Monday, July 28, 2014

What’s Wrong with Fiddler on the Roof

Fifty years on, no work by or about Jews has won American hearts so thoroughly. So what's my problem?


By Ruth R. Wisse in Mosaic Magazine

Fiddler on the RoofNo creative work by or about Jews has ever won the hearts and imaginations of Americans so thoroughly as the musical Fiddler on the Roof, which this year is celebrating its 50th anniversary and next year will have its fifth Broadway revival.

Everyone enjoys this show, whose musical numbers—“Tradition,” “Sunrise, Sunset,” “If I Were a Rich Man,” “To Life,” “Matchmaker,” and others—not only enliven Jewish weddings but are commonly understood to represent something essential about Jews and Jewishness. Jeremy Dauber opens his new biography of Sholem Aleichem with Fiddler because Fiddler is how the beloved Yiddish author is known—if he is known at all—to English readers. “Forget Sholem Aleichem,” writes Dauber, “there’s no talking about Yiddish, his language of art, without talking about Fiddler on the Roof. There’s no talking about Jews without talking about Fiddler.” And Dauber ends the book by tracing the stages through which Sholem Aleichem’s stories of Tevye the Dairyman and his daughters were transformed by successive translators and directors into what, by the time the movie version of Fiddler was released in 1971, the New Yorker’s normally severe critic Pauline Kael would call “the most powerful movie musical ever made.”

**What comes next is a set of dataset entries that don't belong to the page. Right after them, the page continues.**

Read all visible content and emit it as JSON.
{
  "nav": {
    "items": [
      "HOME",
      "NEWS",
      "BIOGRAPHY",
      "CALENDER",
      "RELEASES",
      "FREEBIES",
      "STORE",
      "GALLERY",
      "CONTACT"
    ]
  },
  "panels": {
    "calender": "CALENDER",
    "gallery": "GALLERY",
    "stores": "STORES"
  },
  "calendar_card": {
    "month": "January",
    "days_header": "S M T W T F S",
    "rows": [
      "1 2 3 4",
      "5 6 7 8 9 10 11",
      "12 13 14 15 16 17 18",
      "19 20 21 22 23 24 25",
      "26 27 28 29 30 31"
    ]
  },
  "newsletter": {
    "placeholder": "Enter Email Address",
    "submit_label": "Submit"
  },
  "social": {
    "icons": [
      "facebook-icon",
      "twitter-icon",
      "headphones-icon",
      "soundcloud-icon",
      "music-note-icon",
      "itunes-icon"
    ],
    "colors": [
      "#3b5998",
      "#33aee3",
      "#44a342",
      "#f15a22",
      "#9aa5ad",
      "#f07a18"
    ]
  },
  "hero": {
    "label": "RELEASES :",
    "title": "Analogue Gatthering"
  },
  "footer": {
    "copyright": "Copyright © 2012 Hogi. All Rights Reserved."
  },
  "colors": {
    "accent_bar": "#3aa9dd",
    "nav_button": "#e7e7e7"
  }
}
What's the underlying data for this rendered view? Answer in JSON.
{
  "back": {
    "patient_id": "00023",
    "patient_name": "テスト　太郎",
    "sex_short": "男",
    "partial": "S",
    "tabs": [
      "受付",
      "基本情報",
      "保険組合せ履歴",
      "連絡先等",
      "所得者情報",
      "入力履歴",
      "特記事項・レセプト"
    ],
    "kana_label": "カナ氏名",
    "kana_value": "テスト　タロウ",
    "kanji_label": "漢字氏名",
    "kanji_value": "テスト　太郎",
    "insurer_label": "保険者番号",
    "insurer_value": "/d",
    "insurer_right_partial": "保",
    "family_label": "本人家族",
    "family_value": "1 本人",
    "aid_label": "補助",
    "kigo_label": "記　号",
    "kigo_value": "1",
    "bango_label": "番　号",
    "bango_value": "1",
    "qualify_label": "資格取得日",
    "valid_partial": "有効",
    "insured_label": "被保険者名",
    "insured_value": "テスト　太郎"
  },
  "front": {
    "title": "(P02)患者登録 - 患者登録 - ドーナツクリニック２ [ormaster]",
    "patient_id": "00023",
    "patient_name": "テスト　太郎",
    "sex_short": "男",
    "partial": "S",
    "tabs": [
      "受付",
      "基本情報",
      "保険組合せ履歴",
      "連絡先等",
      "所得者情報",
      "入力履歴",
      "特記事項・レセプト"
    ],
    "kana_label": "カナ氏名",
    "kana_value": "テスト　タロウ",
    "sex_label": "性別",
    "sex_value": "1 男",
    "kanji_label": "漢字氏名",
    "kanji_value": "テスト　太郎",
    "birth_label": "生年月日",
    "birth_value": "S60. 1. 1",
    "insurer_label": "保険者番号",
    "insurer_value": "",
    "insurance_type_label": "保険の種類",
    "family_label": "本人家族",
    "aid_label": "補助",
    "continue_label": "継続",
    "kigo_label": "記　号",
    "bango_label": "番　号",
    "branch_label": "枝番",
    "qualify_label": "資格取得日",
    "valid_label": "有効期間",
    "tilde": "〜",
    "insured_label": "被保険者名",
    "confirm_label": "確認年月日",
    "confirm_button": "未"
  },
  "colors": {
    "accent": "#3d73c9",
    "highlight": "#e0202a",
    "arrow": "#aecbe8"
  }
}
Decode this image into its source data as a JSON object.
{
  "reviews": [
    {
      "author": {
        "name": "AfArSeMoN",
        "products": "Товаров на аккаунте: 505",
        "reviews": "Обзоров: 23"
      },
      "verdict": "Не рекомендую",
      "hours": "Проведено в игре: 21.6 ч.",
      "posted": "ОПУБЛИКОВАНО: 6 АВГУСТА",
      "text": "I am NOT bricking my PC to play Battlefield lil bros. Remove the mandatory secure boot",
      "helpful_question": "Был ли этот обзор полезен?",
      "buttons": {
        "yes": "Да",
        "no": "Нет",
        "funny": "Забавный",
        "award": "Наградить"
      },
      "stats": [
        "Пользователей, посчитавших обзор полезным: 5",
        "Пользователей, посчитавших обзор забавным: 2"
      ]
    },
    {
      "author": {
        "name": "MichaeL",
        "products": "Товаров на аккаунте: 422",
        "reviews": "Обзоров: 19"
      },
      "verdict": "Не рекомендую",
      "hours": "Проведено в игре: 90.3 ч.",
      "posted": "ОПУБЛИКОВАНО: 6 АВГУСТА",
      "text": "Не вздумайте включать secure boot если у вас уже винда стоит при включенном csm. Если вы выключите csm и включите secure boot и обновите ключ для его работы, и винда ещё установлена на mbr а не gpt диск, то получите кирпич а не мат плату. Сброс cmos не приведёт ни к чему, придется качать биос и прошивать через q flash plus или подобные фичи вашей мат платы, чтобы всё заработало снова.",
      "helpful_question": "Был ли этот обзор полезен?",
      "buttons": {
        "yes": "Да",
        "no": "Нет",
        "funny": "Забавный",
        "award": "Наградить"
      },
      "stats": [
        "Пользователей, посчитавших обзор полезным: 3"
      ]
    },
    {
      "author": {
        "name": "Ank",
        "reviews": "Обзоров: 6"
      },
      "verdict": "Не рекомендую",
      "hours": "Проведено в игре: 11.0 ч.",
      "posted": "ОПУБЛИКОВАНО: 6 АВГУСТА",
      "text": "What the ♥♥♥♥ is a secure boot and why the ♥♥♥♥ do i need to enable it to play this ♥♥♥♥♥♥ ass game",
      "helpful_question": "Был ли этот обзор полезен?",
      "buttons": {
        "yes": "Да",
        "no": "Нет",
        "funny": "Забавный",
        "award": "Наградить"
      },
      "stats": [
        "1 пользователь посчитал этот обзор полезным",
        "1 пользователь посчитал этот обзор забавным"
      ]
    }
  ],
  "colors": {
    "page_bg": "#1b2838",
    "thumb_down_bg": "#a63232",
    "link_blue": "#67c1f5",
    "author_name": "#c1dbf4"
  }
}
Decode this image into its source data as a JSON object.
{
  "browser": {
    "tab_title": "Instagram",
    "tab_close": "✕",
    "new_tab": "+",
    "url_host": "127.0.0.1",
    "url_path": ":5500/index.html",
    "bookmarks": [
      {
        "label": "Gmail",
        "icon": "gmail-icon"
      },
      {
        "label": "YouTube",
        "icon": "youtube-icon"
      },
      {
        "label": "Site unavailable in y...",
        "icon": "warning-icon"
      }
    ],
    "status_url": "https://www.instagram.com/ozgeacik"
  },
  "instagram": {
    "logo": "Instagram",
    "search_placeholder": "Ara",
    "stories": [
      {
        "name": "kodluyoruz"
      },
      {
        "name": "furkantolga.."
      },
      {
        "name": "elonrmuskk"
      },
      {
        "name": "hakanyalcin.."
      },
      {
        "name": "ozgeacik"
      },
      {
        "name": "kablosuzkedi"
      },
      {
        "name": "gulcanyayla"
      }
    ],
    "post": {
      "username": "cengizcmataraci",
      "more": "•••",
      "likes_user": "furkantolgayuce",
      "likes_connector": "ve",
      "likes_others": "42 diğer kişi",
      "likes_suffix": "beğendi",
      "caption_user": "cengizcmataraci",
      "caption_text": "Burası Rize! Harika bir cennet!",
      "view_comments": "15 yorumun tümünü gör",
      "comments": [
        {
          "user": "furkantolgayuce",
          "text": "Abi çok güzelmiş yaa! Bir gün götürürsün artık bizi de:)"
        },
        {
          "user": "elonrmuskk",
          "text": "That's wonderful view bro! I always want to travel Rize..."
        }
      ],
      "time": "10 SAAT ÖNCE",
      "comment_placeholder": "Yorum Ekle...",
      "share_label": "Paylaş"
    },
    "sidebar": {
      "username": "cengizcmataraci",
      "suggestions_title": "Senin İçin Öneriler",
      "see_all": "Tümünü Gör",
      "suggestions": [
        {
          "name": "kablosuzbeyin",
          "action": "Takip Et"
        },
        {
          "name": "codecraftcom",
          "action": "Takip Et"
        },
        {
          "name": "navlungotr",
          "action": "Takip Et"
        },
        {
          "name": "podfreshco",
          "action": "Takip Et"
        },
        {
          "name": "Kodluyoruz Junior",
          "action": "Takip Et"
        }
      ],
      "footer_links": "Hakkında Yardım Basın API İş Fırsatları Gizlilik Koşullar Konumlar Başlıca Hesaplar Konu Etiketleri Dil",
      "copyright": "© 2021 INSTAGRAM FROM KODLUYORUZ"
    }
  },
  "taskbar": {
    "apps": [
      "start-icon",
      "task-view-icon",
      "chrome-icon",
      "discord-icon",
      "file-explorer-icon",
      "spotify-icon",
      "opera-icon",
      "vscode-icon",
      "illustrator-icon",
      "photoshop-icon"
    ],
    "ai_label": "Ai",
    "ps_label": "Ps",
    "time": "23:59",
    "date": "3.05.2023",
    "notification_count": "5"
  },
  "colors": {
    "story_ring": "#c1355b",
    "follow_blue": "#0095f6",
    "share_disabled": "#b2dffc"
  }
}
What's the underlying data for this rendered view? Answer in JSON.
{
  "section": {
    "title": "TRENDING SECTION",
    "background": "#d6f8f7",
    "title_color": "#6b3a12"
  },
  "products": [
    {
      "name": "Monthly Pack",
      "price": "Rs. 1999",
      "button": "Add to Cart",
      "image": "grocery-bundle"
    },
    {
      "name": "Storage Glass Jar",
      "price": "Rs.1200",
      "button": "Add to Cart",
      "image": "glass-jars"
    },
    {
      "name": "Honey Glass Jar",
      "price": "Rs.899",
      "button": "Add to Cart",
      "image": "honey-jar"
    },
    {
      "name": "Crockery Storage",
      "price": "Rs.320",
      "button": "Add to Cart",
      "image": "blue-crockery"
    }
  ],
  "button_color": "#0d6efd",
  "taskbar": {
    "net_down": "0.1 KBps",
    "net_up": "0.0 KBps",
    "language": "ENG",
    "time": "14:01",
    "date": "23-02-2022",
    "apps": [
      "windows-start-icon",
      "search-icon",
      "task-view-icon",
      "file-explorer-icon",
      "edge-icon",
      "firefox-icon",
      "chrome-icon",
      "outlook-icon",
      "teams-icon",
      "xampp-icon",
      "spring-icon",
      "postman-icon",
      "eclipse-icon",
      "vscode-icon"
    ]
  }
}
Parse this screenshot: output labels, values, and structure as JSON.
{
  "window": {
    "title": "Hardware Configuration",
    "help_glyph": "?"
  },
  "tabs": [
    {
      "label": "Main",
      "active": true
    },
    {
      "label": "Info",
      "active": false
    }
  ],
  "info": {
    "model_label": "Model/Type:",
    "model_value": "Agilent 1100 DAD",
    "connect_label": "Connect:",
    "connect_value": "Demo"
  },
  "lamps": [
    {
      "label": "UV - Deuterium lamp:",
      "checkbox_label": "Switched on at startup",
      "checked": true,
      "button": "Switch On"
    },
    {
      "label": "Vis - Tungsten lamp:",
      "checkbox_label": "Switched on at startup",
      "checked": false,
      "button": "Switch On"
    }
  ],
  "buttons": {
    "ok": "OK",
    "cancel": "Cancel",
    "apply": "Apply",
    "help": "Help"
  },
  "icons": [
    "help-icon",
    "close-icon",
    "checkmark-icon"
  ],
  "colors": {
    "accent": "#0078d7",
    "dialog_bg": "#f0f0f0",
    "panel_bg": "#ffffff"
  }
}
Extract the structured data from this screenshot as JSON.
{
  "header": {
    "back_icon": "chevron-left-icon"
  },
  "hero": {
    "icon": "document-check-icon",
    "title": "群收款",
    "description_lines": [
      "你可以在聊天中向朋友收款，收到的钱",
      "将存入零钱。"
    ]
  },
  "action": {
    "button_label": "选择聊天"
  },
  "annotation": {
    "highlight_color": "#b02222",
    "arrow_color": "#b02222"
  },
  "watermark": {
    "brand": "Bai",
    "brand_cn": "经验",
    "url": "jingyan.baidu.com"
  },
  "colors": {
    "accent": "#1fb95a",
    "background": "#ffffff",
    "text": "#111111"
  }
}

Soon after the stage production opened in 1964 (music by Jerry Bock, lyrics by Sheldon Harnick, book by Joseph Stein, with Zero Mostel in the title role), I was urged to see it by my teacher, the Yiddish scholar Max Weinreich, who had just completed his History of the Yiddish Language. Unlike some purist defenders of Yiddish culture who were expressing mixed feelings about a classic work being hijacked for the American stage—and in contrast to several highbrow Jewish intellectuals, offended by what Irving Howe blisteringly called the play’s “softened and sweetened” nostalgia—Weinreich was delighted that Sholem Aleichem’s masterwork would be accessible to audiences who could never have come to know it in the original. He even defended as legitimate some of the changes that had been introduced in order to appeal to an American audience. I, too, loved the show, not least because Yiddish literature had become my subject of study, and I appreciated the boost.